Kilik readjust his tinted glasses again and thinks of the first time he had looked – really looked – at that infinite sky above.

It had been the first time he realized what the sky really is.

"Hey, hey, what're you trying to say here?"

Kilik thinks of shattered glass, of blood, of tears, and of screams – of the raw screams that tear out through the horizon and resound as echoes. And the blood again, always. "You followed your road because you liked the wind, right? Because it felt right?" He asks rhetorically. He doesn't wait for a response before continuing. "But you really don't know a thing about that goddamn sky or its regalia." An arch pause. "Looks like you still don't know a thing about this world."
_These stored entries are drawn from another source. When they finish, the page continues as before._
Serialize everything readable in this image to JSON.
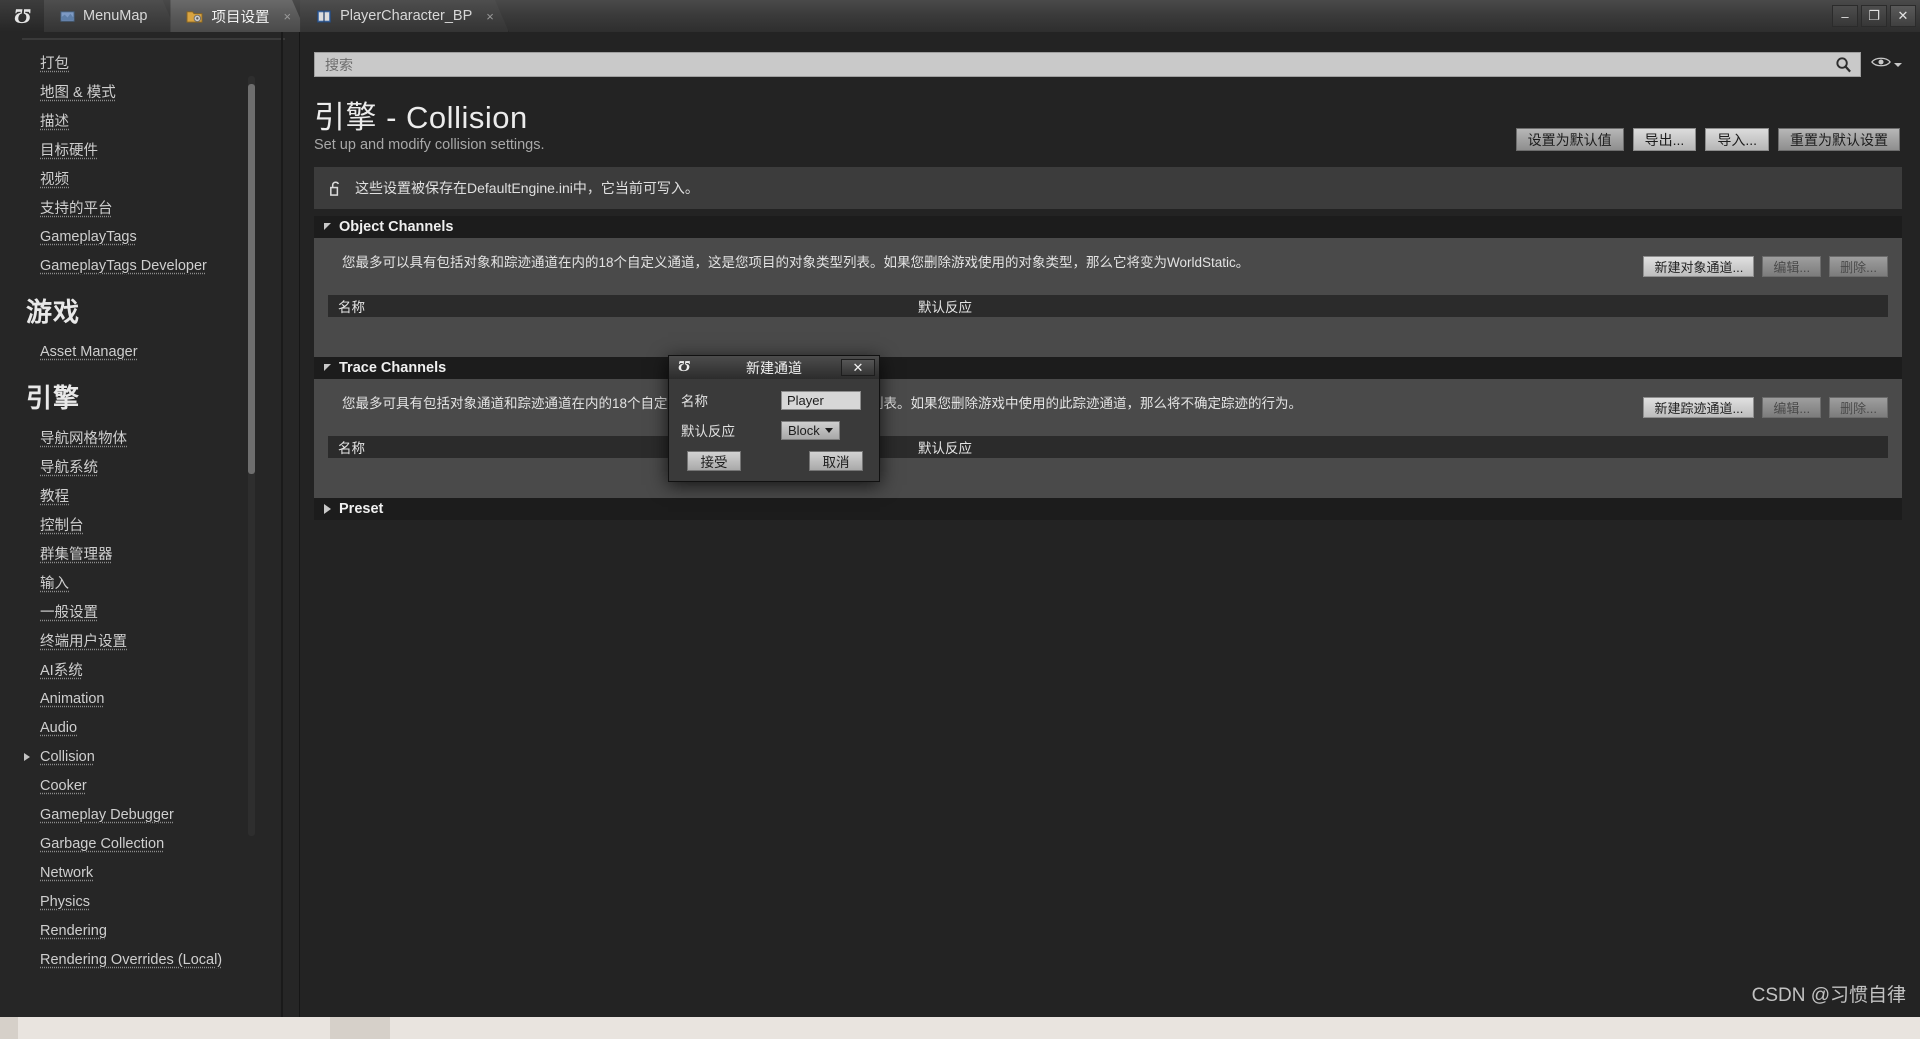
{
  "window": {
    "logo": "Ʊ",
    "minimize": "–",
    "maximize": "❐",
    "close": "✕"
  },
  "tabs": [
    {
      "label": "MenuMap",
      "icon": "map-icon",
      "active": false,
      "close": ""
    },
    {
      "label": "项目设置",
      "icon": "project-settings-icon",
      "active": true,
      "close": "×"
    },
    {
      "label": "PlayerCharacter_BP",
      "icon": "blueprint-icon",
      "active": false,
      "close": "×"
    }
  ],
  "sidebar": {
    "groups": [
      {
        "title": "",
        "items": [
          {
            "label": "打包",
            "expandable": false
          },
          {
            "label": "地图 & 模式",
            "expandable": false
          },
          {
            "label": "描述",
            "expandable": false
          },
          {
            "label": "目标硬件",
            "expandable": false
          },
          {
            "label": "视频",
            "expandable": false
          },
          {
            "label": "支持的平台",
            "expandable": false
          },
          {
            "label": "GameplayTags",
            "expandable": false
          },
          {
            "label": "GameplayTags Developer",
            "expandable": false
          }
        ]
      },
      {
        "title": "游戏",
        "items": [
          {
            "label": "Asset Manager",
            "expandable": false
          }
        ]
      },
      {
        "title": "引擎",
        "items": [
          {
            "label": "导航网格物体",
            "expandable": false
          },
          {
            "label": "导航系统",
            "expandable": false
          },
          {
            "label": "教程",
            "expandable": false
          },
          {
            "label": "控制台",
            "expandable": false
          },
          {
            "label": "群集管理器",
            "expandable": false
          },
          {
            "label": "输入",
            "expandable": false
          },
          {
            "label": "一般设置",
            "expandable": false
          },
          {
            "label": "终端用户设置",
            "expandable": false
          },
          {
            "label": "AI系统",
            "expandable": false
          },
          {
            "label": "Animation",
            "expandable": false
          },
          {
            "label": "Audio",
            "expandable": false
          },
          {
            "label": "Collision",
            "expandable": true
          },
          {
            "label": "Cooker",
            "expandable": false
          },
          {
            "label": "Gameplay Debugger",
            "expandable": false
          },
          {
            "label": "Garbage Collection",
            "expandable": false
          },
          {
            "label": "Network",
            "expandable": false
          },
          {
            "label": "Physics",
            "expandable": false
          },
          {
            "label": "Rendering",
            "expandable": false
          },
          {
            "label": "Rendering Overrides (Local)",
            "expandable": false
          }
        ]
      }
    ]
  },
  "search": {
    "placeholder": "搜索",
    "value": "",
    "icon": "search-icon",
    "view_options_icon": "eye-icon"
  },
  "page": {
    "title": "引擎 - Collision",
    "subtitle": "Set up and modify collision settings.",
    "info_text": "这些设置被保存在DefaultEngine.ini中，它当前可写入。",
    "info_icon": "unlock-icon"
  },
  "toolbar": {
    "set_as_default": "设置为默认值",
    "export": "导出...",
    "import": "导入...",
    "reset_to_default": "重置为默认设置"
  },
  "sections": [
    {
      "id": "object-channels",
      "title": "Object Channels",
      "expanded": true,
      "description": "您最多可以具有包括对象和踪迹通道在内的18个自定义通道，这是您项目的对象类型列表。如果您删除游戏使用的对象类型，那么它将变为WorldStatic。",
      "actions": {
        "new": "新建对象通道...",
        "edit": "编辑...",
        "delete": "删除..."
      },
      "columns": [
        "名称",
        "默认反应"
      ],
      "rows": []
    },
    {
      "id": "trace-channels",
      "title": "Trace Channels",
      "expanded": true,
      "description": "您最多可具有包括对象通道和踪迹通道在内的18个自定义通道。这是您的项目的踪迹通道列表。如果您删除游戏中使用的此踪迹通道，那么将不确定踪迹的行为。",
      "actions": {
        "new": "新建踪迹通道...",
        "edit": "编辑...",
        "delete": "删除..."
      },
      "columns": [
        "名称",
        "默认反应"
      ],
      "rows": []
    }
  ],
  "preset_section": {
    "title": "Preset",
    "expanded": false
  },
  "modal": {
    "title": "新建通道",
    "close_label": "✕",
    "name_label": "名称",
    "name_value": "Player",
    "response_label": "默认反应",
    "response_value": "Block",
    "accept": "接受",
    "cancel": "取消"
  },
  "watermark": "CSDN @习惯自律"
}
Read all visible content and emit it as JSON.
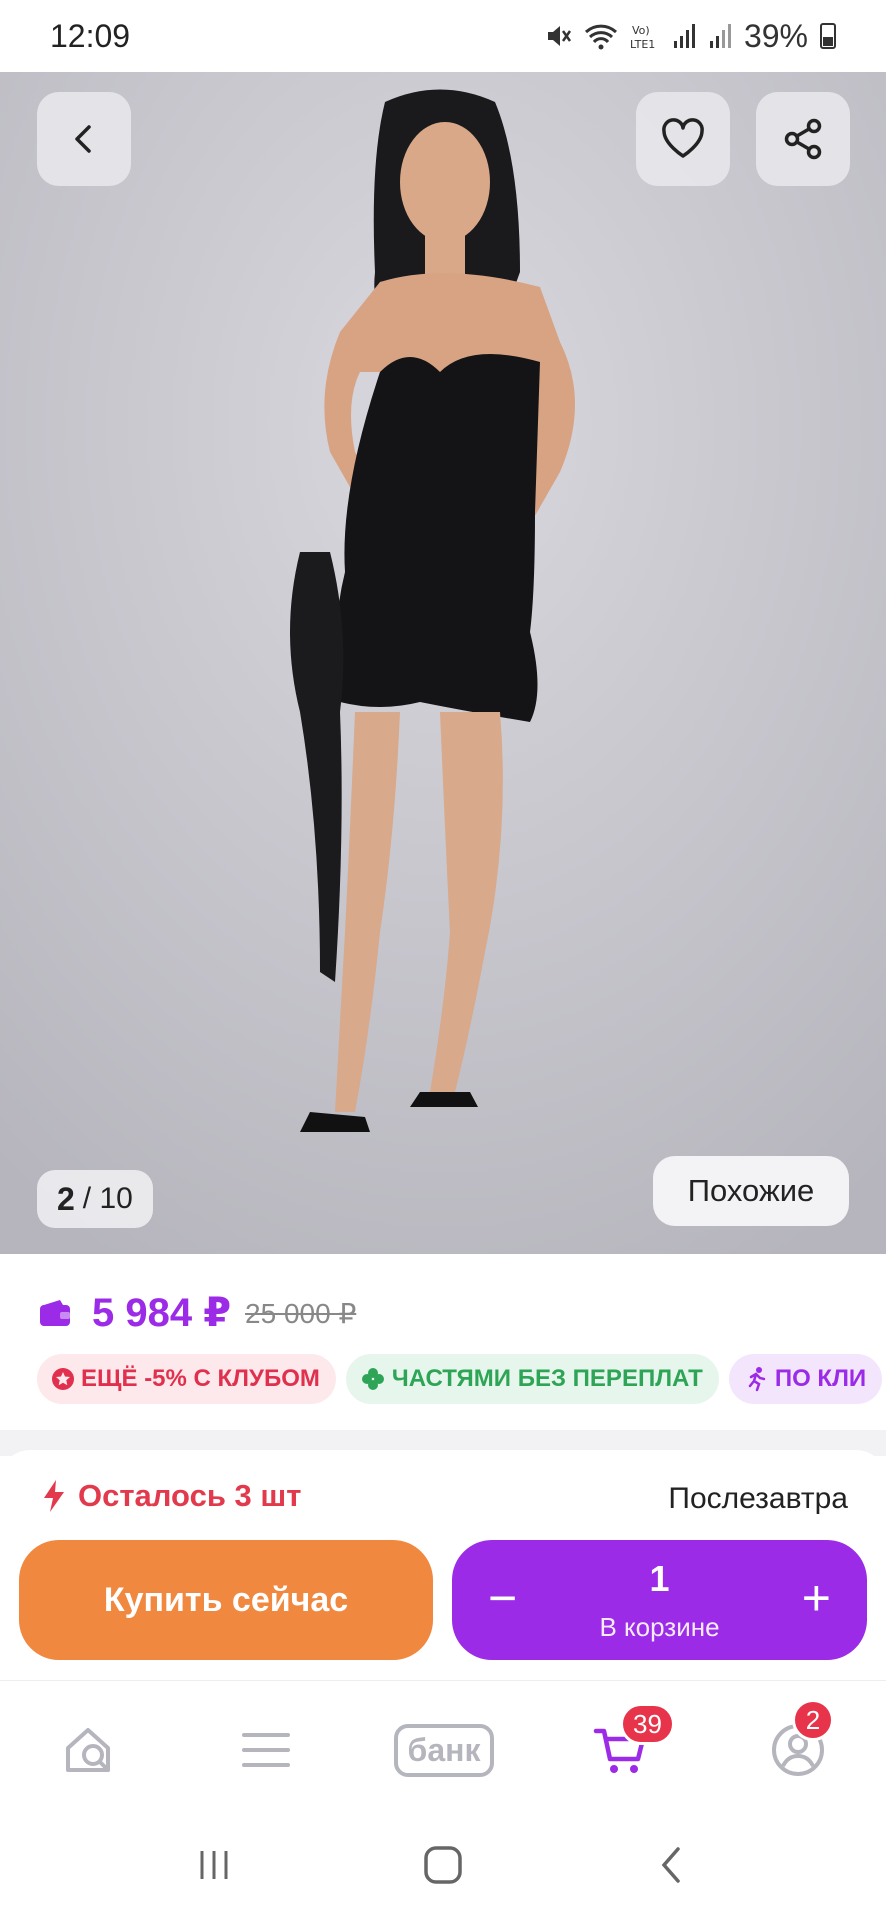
{
  "status_bar": {
    "time": "12:09",
    "battery": "39%"
  },
  "gallery": {
    "current": "2",
    "total": "/ 10",
    "similar_label": "Похожие"
  },
  "product": {
    "price": "5 984 ₽",
    "old_price": "25 000 ₽"
  },
  "chips": [
    {
      "label": "ЕЩЁ -5% С КЛУБОМ"
    },
    {
      "label": "ЧАСТЯМИ БЕЗ ПЕРЕПЛАТ"
    },
    {
      "label": "ПО КЛИ"
    }
  ],
  "stock": {
    "text": "Осталось 3 шт",
    "delivery": "Послезавтра"
  },
  "actions": {
    "buy_now": "Купить сейчас",
    "minus": "−",
    "plus": "+",
    "quantity": "1",
    "in_cart": "В корзине"
  },
  "bottom_nav": {
    "bank": "банк",
    "cart_badge": "39",
    "profile_badge": "2"
  },
  "colors": {
    "accent": "#9b2be6",
    "buy": "#f0883f",
    "stock": "#e23a4c",
    "badge": "#e8344a"
  }
}
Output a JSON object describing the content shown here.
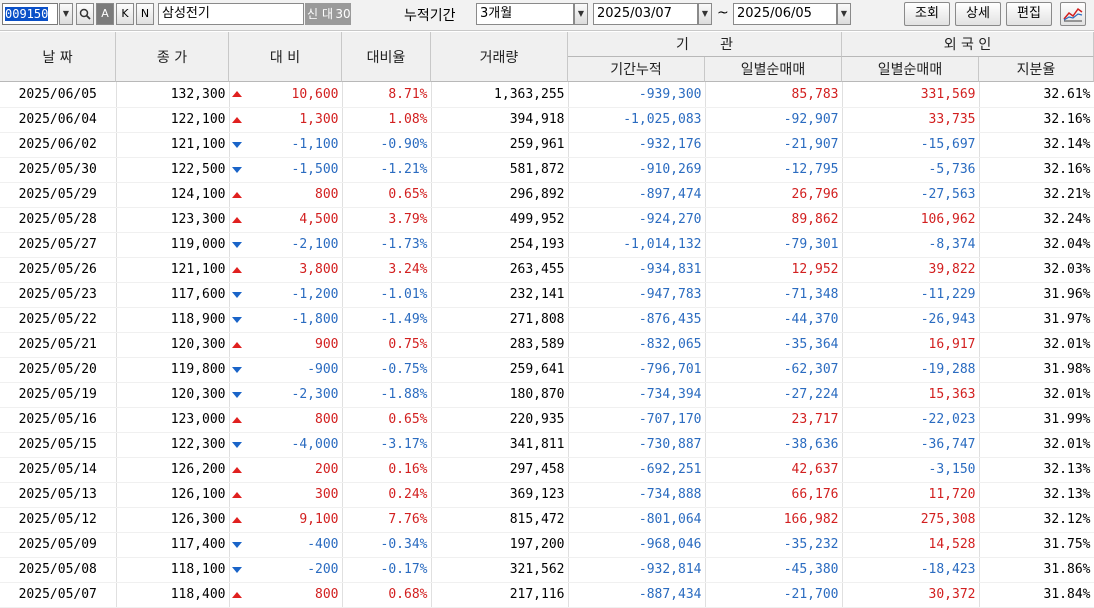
{
  "toolbar": {
    "code": "009150",
    "btn_a": "A",
    "btn_k": "K",
    "btn_n": "N",
    "stock_name": "삼성전기",
    "tag_new": "신",
    "tag_loan": "대",
    "tag_30": "30",
    "period_label": "누적기간",
    "period_value": "3개월",
    "date_from": "2025/03/07",
    "tilde": "~",
    "date_to": "2025/06/05",
    "btn_query": "조회",
    "btn_detail": "상세",
    "btn_edit": "편집"
  },
  "headers": {
    "date": "날 짜",
    "close": "종 가",
    "change": "대 비",
    "change_rate": "대비율",
    "volume": "거래량",
    "inst": "기       관",
    "inst_cum": "기간누적",
    "inst_daily": "일별순매매",
    "foreign": "외 국 인",
    "foreign_daily": "일별순매매",
    "foreign_share": "지분율"
  },
  "colors": {
    "up": "#d21f1f",
    "down": "#2a6bc0"
  },
  "rows": [
    {
      "date": "2025/06/05",
      "close": "132,300",
      "dir": "up",
      "change": "10,600",
      "rate": "8.71%",
      "volume": "1,363,255",
      "inst_cum": "-939,300",
      "inst_daily": "85,783",
      "for_daily": "331,569",
      "share": "32.61%"
    },
    {
      "date": "2025/06/04",
      "close": "122,100",
      "dir": "up",
      "change": "1,300",
      "rate": "1.08%",
      "volume": "394,918",
      "inst_cum": "-1,025,083",
      "inst_daily": "-92,907",
      "for_daily": "33,735",
      "share": "32.16%"
    },
    {
      "date": "2025/06/02",
      "close": "121,100",
      "dir": "down",
      "change": "-1,100",
      "rate": "-0.90%",
      "volume": "259,961",
      "inst_cum": "-932,176",
      "inst_daily": "-21,907",
      "for_daily": "-15,697",
      "share": "32.14%"
    },
    {
      "date": "2025/05/30",
      "close": "122,500",
      "dir": "down",
      "change": "-1,500",
      "rate": "-1.21%",
      "volume": "581,872",
      "inst_cum": "-910,269",
      "inst_daily": "-12,795",
      "for_daily": "-5,736",
      "share": "32.16%"
    },
    {
      "date": "2025/05/29",
      "close": "124,100",
      "dir": "up",
      "change": "800",
      "rate": "0.65%",
      "volume": "296,892",
      "inst_cum": "-897,474",
      "inst_daily": "26,796",
      "for_daily": "-27,563",
      "share": "32.21%"
    },
    {
      "date": "2025/05/28",
      "close": "123,300",
      "dir": "up",
      "change": "4,500",
      "rate": "3.79%",
      "volume": "499,952",
      "inst_cum": "-924,270",
      "inst_daily": "89,862",
      "for_daily": "106,962",
      "share": "32.24%"
    },
    {
      "date": "2025/05/27",
      "close": "119,000",
      "dir": "down",
      "change": "-2,100",
      "rate": "-1.73%",
      "volume": "254,193",
      "inst_cum": "-1,014,132",
      "inst_daily": "-79,301",
      "for_daily": "-8,374",
      "share": "32.04%"
    },
    {
      "date": "2025/05/26",
      "close": "121,100",
      "dir": "up",
      "change": "3,800",
      "rate": "3.24%",
      "volume": "263,455",
      "inst_cum": "-934,831",
      "inst_daily": "12,952",
      "for_daily": "39,822",
      "share": "32.03%"
    },
    {
      "date": "2025/05/23",
      "close": "117,600",
      "dir": "down",
      "change": "-1,200",
      "rate": "-1.01%",
      "volume": "232,141",
      "inst_cum": "-947,783",
      "inst_daily": "-71,348",
      "for_daily": "-11,229",
      "share": "31.96%"
    },
    {
      "date": "2025/05/22",
      "close": "118,900",
      "dir": "down",
      "change": "-1,800",
      "rate": "-1.49%",
      "volume": "271,808",
      "inst_cum": "-876,435",
      "inst_daily": "-44,370",
      "for_daily": "-26,943",
      "share": "31.97%"
    },
    {
      "date": "2025/05/21",
      "close": "120,300",
      "dir": "up",
      "change": "900",
      "rate": "0.75%",
      "volume": "283,589",
      "inst_cum": "-832,065",
      "inst_daily": "-35,364",
      "for_daily": "16,917",
      "share": "32.01%"
    },
    {
      "date": "2025/05/20",
      "close": "119,800",
      "dir": "down",
      "change": "-900",
      "rate": "-0.75%",
      "volume": "259,641",
      "inst_cum": "-796,701",
      "inst_daily": "-62,307",
      "for_daily": "-19,288",
      "share": "31.98%"
    },
    {
      "date": "2025/05/19",
      "close": "120,300",
      "dir": "down",
      "change": "-2,300",
      "rate": "-1.88%",
      "volume": "180,870",
      "inst_cum": "-734,394",
      "inst_daily": "-27,224",
      "for_daily": "15,363",
      "share": "32.01%"
    },
    {
      "date": "2025/05/16",
      "close": "123,000",
      "dir": "up",
      "change": "800",
      "rate": "0.65%",
      "volume": "220,935",
      "inst_cum": "-707,170",
      "inst_daily": "23,717",
      "for_daily": "-22,023",
      "share": "31.99%"
    },
    {
      "date": "2025/05/15",
      "close": "122,300",
      "dir": "down",
      "change": "-4,000",
      "rate": "-3.17%",
      "volume": "341,811",
      "inst_cum": "-730,887",
      "inst_daily": "-38,636",
      "for_daily": "-36,747",
      "share": "32.01%"
    },
    {
      "date": "2025/05/14",
      "close": "126,200",
      "dir": "up",
      "change": "200",
      "rate": "0.16%",
      "volume": "297,458",
      "inst_cum": "-692,251",
      "inst_daily": "42,637",
      "for_daily": "-3,150",
      "share": "32.13%"
    },
    {
      "date": "2025/05/13",
      "close": "126,100",
      "dir": "up",
      "change": "300",
      "rate": "0.24%",
      "volume": "369,123",
      "inst_cum": "-734,888",
      "inst_daily": "66,176",
      "for_daily": "11,720",
      "share": "32.13%"
    },
    {
      "date": "2025/05/12",
      "close": "126,300",
      "dir": "up",
      "change": "9,100",
      "rate": "7.76%",
      "volume": "815,472",
      "inst_cum": "-801,064",
      "inst_daily": "166,982",
      "for_daily": "275,308",
      "share": "32.12%"
    },
    {
      "date": "2025/05/09",
      "close": "117,400",
      "dir": "down",
      "change": "-400",
      "rate": "-0.34%",
      "volume": "197,200",
      "inst_cum": "-968,046",
      "inst_daily": "-35,232",
      "for_daily": "14,528",
      "share": "31.75%"
    },
    {
      "date": "2025/05/08",
      "close": "118,100",
      "dir": "down",
      "change": "-200",
      "rate": "-0.17%",
      "volume": "321,562",
      "inst_cum": "-932,814",
      "inst_daily": "-45,380",
      "for_daily": "-18,423",
      "share": "31.86%"
    },
    {
      "date": "2025/05/07",
      "close": "118,400",
      "dir": "up",
      "change": "800",
      "rate": "0.68%",
      "volume": "217,116",
      "inst_cum": "-887,434",
      "inst_daily": "-21,700",
      "for_daily": "30,372",
      "share": "31.84%"
    }
  ]
}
Ikki slams his fist into the wall again. "And so what? What is there to know, exactly?" He challenges, adamant – he clings onto all his hopes and dreams and idealism; clings onto every last inch of his existence. "Stop being so fucking roundabout and just say it already, okay? Goddamn."

Kilik simply inclines his head and obliges. There is a pause before he begins.

Ikki waits impatiently.

"The sky," says the Gem King, "When you get to the top, there's nothing up there. Not even the view."


Benkei knows, Ringo knows, Yoshitsune's dead. Simca is pretending not to know, and Kazu and Agito are so much smarter than this.

When Ikki makes it to the top with wings red and bent, he finds that Kilik is right. Of course Kilik is right.

There is nothing but black and black and black and black and the long fall down.